In 2012, the Australian Commission on Safety and Quality in Healthcare (ACSQHC) and the Independent Hospital Pricing Authority (IHPA) formed a joint working party (JWP) to review global efforts towards pricing for safety and quality in healthcare. At the time, the JWP considered these approaches unsuitable for the Australian public hospital system. Subsequently, a 2016 ministerial direction ensured that funding changes will be implemented from 1 July, 2018, targeting hospital-acquired complications (including Healthcare-Associated Infections) in Australian public hospitals.

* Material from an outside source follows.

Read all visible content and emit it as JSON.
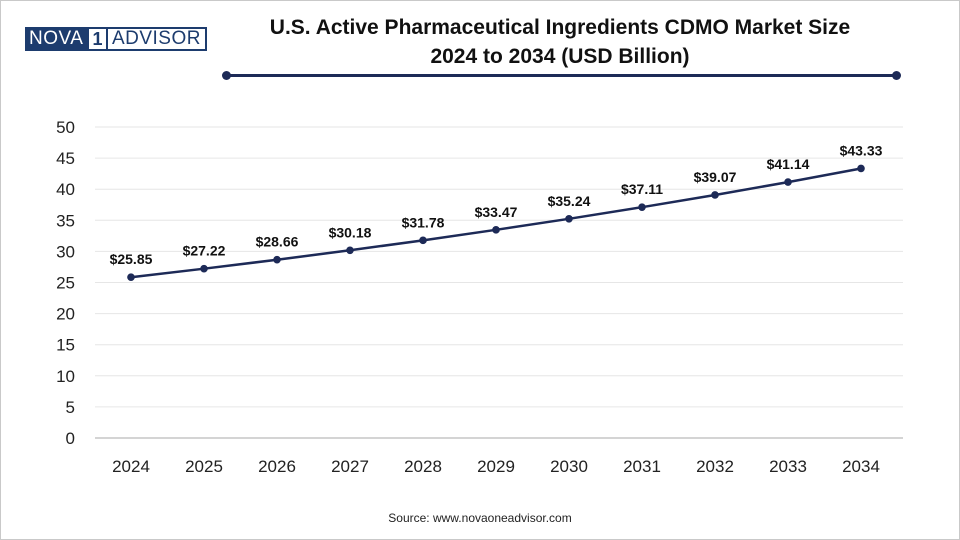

This paper provides an overview of the public funding changes targeting hospital acquired complications, and commentary on the implications for Australian infection control professionals. Private hospital funding changes targeting hospital acquired complications are also discussed. A case study is presented based on the experience in the United States with the Hospital Value Based Purchasing Program. Unintended consequences of such funding models are discussed, as well as proposals to combat unintended consequences in the Australian context. Finally, suggestions are presented for how Australian infection control professionals can best respond to the changing funding models targeting hospital acquired complications in the public hospital system.